Bet instaura une petite pause dans son discours, où elle la dévisagea avec convoitise.

— Je suis ancienne. Tu n’imagines même pas à quel point je le suis ! Je suis morte et ai ressuscité sous le baiser de mon maître à une époque où créer un enfant n’était pas interdit. Impressionnant, non ?

Alaia ne répondit pas. Elle en était incapable.

— Je menais une vie si simple, si facile… Vu que les tiens n’étaient pas informés de l’existence des miens, il me suffisait d’être discrète et je mangeais à ma faim. Aucune loi ne s’appliquait à ma personne.

» Depuis que des abrutis vous ont déclaré la guerre et ont failli nous priver de notre unique source de nourriture, depuis que la paix et ses mesures ont été instaurées, garder mon train de vie m’est devenu impossible… Ma pâleur, le moindre signe de richesse ou d’une rapidité un peu trop excessive m’attire la suspicion de ta race. J’ai été contrainte d’abandonner tout ce que j’avais construit. Tout !

Alaia déglutit ; une étincelle de haine pure animait le regard de Bet.

— J’ai dû m’adapter et trouver une autre façon de me sustenter – il était hors de question que je m’abaisse à suivre le ridicule protocole en place. C’est là que tu entres en jeu.

Ses pupilles se dilatèrent.
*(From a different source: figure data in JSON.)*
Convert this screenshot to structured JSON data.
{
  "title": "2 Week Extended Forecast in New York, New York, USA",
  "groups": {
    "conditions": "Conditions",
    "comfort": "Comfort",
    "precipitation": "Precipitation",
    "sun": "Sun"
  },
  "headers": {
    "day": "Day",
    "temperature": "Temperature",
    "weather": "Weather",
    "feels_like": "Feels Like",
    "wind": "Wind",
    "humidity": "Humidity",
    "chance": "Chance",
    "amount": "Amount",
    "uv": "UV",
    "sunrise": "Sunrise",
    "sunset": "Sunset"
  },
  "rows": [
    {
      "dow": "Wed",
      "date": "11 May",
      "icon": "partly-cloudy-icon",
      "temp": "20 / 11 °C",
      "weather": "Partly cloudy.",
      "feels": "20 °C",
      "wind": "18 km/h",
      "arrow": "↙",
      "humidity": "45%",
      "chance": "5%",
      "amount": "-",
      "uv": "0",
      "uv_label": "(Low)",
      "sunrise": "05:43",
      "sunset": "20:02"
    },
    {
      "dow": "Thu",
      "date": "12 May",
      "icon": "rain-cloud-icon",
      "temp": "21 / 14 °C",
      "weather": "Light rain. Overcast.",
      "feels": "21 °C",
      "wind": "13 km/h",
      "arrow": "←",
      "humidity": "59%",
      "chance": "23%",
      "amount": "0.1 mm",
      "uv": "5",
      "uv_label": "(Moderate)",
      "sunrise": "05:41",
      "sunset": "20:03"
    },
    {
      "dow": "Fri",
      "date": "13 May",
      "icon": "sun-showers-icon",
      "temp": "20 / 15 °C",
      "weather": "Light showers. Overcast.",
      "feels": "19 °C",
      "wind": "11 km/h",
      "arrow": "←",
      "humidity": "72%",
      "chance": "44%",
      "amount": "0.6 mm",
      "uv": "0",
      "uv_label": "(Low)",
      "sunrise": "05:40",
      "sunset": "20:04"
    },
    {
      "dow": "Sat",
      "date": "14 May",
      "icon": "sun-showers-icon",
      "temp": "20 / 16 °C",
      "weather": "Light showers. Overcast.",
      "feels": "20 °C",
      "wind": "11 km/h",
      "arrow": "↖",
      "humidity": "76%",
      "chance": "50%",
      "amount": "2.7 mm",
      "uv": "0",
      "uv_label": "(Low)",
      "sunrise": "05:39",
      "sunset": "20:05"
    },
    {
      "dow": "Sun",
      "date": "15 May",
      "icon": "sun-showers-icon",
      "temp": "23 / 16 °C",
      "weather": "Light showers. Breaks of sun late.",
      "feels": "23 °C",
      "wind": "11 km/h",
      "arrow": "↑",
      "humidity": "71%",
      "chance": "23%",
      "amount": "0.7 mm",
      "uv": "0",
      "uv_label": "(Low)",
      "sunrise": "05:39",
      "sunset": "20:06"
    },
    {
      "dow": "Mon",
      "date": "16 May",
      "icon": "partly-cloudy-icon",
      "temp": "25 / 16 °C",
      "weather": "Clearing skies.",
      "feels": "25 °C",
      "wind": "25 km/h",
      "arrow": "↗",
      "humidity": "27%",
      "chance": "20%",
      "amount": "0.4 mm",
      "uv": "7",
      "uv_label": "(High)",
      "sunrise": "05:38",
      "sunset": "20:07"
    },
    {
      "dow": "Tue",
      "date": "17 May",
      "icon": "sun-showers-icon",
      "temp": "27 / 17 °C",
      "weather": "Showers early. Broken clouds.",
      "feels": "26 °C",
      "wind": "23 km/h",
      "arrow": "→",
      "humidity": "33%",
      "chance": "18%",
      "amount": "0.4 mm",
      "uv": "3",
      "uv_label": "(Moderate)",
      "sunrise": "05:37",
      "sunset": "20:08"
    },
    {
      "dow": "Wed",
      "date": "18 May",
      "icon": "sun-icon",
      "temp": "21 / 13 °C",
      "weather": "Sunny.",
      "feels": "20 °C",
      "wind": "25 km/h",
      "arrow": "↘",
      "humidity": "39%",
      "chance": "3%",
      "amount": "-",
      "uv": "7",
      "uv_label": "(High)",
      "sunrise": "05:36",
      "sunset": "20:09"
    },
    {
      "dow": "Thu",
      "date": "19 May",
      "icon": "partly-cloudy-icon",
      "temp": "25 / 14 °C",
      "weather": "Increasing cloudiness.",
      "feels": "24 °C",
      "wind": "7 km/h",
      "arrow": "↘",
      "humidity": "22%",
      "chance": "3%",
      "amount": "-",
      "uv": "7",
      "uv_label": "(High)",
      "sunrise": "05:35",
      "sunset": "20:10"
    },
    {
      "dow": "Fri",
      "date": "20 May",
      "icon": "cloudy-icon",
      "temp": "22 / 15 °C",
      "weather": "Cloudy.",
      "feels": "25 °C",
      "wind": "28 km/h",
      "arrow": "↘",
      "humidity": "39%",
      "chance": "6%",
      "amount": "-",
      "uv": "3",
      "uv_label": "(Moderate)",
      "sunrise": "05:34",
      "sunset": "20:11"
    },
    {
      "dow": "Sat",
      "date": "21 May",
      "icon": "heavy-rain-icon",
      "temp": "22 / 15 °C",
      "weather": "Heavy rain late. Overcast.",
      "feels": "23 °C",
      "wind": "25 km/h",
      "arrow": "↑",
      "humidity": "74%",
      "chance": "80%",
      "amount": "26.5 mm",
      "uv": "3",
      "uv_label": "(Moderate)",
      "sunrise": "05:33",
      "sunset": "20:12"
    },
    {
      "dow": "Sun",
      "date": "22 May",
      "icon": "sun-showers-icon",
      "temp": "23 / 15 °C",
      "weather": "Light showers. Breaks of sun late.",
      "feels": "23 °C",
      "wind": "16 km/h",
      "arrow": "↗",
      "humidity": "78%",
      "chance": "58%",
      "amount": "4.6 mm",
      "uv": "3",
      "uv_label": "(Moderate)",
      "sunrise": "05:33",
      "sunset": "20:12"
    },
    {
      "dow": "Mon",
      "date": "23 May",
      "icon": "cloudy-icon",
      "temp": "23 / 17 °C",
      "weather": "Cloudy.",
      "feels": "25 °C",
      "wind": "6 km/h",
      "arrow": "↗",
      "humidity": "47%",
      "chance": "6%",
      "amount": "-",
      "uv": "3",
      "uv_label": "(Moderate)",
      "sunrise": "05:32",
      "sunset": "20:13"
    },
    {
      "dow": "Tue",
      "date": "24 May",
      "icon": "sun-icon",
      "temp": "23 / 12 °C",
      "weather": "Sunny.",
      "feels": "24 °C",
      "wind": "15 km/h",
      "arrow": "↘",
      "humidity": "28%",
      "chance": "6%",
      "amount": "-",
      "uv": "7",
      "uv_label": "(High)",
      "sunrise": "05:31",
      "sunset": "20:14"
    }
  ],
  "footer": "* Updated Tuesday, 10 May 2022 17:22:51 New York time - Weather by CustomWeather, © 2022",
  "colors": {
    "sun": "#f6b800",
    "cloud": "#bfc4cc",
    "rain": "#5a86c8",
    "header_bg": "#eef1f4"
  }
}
Elle nageait en plein cauchemar !

— Avoir un garde-manger à portée de main est une chose assez plaisante. Il m’a fallu du temps pour perfectionner ma technique, toutefois, j’ai vite compris que viser les femmes seules était le plus efficace. Vous êtes pareilles : vous m’invitez à entrer et ne me laissez pas repartir dans la rue… On ne rejette pas une pauvre et adorable orpheline, n’est-ce pas ?

» Le plus drôle, c’est que quand vous réalisez que je ne suis pas celle que je prétends être, vous êtes déjà foutues. J’ai passé trop de nuits à boire votre sang.

Une première larme roula sur la joue d’Alaia. Elle refusait que son existence s’achève ainsi. Tant d’années à se battre pour sa survie…

— Tu t’es rapidement vidée. J’avais espéré profiter de ton appartement plus longtemps, il me plaît assez. Enfin, il y a une fin à tout.

Les canines en évidence, Bet s’avança vers son cou. Elle tourna aussitôt la tête, mais en vain : elle n’avait pas la force de lui échapper.

Les lèvres de la vampire remontèrent jusqu’à son oreille.

— Maintenant, ce sera toi, ma dernière maman.